The post-mortem was carried out in The Coombe Hospital by perinatal pathologist Dr John Gillan and, on 26 January, they sent him a registered letter asking for results.
The following day, Patrick spoke to Dr Gillan on the phone and the pathologist told him that Ódhran seemed to have been a "big, perfectly-healthy baby" and that the cause of death seemed to have been a lack of, due to a "substantial amount of blood" behind the placenta. He said it could be "months" before the post-mortem results would be complete, because they were short-staffed.
They, and their solicitor, wrote several emails and letters to The Coombe, and to the Midlands Regional Hospital, over the following months, asking for an update on the post-mortem results and on their son's organs. It was December before they were told their son's organs were ready for release. This was all very distressing, they said, and Hilary Murphy suffered a miscarriage during this time.
Dr John Gillan told the inquest that the cause of death was a placental haemorrhage, causing hypoxia (lack of oxygen). It was likely that there was a haemorrhage lasting at least two hours but not more than six hours, in the time leading up to his death, he said. There was also evidence of earlier hypoxia "insults" to Ódhran's brain and lung but these were not fatal.
'Regrettable' delay
In reply to questions from Sara Antoniotti SC, for the Murphy family, Dr Gillan said it was "regrettable" that there had been a delay of nearly a year before the couple received their son's organs from the Coombe. He wasn't aware of all of the communications between the Murphys and the hospitals, he said, apart from the conversation he had in January with Patrick Murphy.
Asked if the organs were "stored unnecessarily" during this time, he said, "probably, yes" but that he and others in the system were working under "duress" because of a lack of resources. "The service was under extreme pressure."
He said that, if he was made known by a bereavement midwife in Portlaoise that the parents were anxious to have the organs back as soon as possible, he would have done his best to arrange that.
The post-mortem process itself needs to allow time for the brain and other organs to "fix" before they can be examined in a perinatal case, he said, which is a number of weeks.

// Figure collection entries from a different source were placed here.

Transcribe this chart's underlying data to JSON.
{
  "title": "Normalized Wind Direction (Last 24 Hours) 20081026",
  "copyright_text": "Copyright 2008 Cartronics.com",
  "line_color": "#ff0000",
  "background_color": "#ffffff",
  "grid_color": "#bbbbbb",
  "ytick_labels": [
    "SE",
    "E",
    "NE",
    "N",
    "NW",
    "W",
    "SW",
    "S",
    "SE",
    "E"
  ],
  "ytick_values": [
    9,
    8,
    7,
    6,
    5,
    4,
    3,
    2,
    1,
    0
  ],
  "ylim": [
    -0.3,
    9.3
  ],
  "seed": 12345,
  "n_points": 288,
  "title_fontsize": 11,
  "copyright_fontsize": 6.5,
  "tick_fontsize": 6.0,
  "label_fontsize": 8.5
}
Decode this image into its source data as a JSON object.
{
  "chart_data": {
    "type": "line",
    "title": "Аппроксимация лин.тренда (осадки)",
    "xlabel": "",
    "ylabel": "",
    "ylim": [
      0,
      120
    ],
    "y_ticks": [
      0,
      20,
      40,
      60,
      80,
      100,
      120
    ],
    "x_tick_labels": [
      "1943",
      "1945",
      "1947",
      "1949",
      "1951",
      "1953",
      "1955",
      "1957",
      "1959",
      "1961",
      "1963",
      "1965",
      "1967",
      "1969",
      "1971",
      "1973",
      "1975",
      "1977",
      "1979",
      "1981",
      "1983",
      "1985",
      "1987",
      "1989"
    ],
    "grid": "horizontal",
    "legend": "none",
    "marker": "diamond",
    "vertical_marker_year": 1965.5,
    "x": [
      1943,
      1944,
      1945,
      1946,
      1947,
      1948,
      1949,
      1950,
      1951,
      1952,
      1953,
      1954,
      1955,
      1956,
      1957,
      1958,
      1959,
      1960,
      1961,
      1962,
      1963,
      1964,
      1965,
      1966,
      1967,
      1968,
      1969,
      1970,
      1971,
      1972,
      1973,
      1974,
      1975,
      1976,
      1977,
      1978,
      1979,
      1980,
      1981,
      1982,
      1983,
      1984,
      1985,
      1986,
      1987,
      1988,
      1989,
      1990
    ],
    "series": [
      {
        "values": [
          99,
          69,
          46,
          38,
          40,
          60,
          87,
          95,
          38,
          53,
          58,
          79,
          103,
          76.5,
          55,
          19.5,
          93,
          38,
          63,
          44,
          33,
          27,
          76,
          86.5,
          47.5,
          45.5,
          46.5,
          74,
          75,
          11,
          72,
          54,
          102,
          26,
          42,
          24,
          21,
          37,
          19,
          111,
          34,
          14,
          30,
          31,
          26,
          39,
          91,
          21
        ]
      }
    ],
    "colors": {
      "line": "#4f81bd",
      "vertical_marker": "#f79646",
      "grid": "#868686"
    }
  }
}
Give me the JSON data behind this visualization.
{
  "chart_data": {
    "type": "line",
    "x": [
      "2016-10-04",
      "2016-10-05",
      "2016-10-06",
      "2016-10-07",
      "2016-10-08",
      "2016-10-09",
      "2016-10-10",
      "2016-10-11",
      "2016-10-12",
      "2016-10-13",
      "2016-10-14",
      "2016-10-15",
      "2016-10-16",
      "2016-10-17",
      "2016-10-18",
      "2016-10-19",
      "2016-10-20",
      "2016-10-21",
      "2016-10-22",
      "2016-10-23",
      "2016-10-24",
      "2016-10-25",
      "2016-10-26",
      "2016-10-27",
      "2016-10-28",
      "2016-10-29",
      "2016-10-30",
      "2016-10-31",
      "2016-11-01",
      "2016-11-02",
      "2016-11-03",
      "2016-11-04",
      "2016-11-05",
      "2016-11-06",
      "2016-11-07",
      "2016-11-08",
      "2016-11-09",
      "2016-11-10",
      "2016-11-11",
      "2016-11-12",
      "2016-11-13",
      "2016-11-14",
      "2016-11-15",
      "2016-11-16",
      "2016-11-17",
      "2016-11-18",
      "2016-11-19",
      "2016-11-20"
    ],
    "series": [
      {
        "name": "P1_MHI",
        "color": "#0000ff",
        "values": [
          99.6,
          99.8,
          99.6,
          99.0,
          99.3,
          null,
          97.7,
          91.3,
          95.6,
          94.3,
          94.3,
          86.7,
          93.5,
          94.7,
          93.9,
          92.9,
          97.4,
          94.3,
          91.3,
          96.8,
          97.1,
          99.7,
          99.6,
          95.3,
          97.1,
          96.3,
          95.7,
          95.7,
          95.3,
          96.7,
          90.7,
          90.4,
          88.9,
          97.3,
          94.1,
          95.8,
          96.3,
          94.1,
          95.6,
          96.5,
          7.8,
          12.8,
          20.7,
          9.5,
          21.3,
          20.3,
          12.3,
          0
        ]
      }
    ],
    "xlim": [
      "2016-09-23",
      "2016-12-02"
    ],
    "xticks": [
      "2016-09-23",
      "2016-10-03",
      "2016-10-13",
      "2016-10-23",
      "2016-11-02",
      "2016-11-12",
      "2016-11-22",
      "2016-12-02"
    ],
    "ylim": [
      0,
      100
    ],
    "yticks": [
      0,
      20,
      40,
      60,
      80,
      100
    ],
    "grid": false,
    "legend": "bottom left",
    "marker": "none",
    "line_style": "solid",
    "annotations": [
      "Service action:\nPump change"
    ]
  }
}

Ms Antoniotti put it to Dr Miriam Doyle, consultant obstetrician, during the inquest, that Ms Murphy had twice asked for a membrane sweep, and Dr Doyle said she had no recollection of this happening, and it wasn't in her notes. When it was put to her that it was hospital protocol for women who reached 39/40 weeks gestation, without going into labour themselves, to be offered a membrane sweep, she said that Hilary Murphy was already booked in for an induction on 29 December, which was 40 weeks.
She wasn't offered a membrane sweep, Dr Doyle said.
It was normal for the patient to have a "show," she said, in relation to pink liquid discharged by Ms Murphy after her arrival at hospital early on 27 December, and the bleeding associated with a placental rupture is usually "very significant". The CTG trace was left on the patient for two hours and at first the baby seemed to be asleep, then woke up, then was asleep, then woke up again. The results were "reassuring" after two hours, Dr Doyle said.
She agreed that a blood test showed an elevated white cell count but this was just one element of the patient's presentation, and others were normal.
Asked by Ms Antoniotti if the pink and red discharge on Ms Murphy's maternity pad fed into the risk factors because of being indicative of a bleed that was occurring, Dr Doyle said she didn't know that a bleed was occurring at that time. The first indication of haemorrhage was when the placenta arrived, with the membranes full of blood. "That was very significant," she said.
The inquest continues on Thursday before coroner Eugene O'Connor in Portlaoise.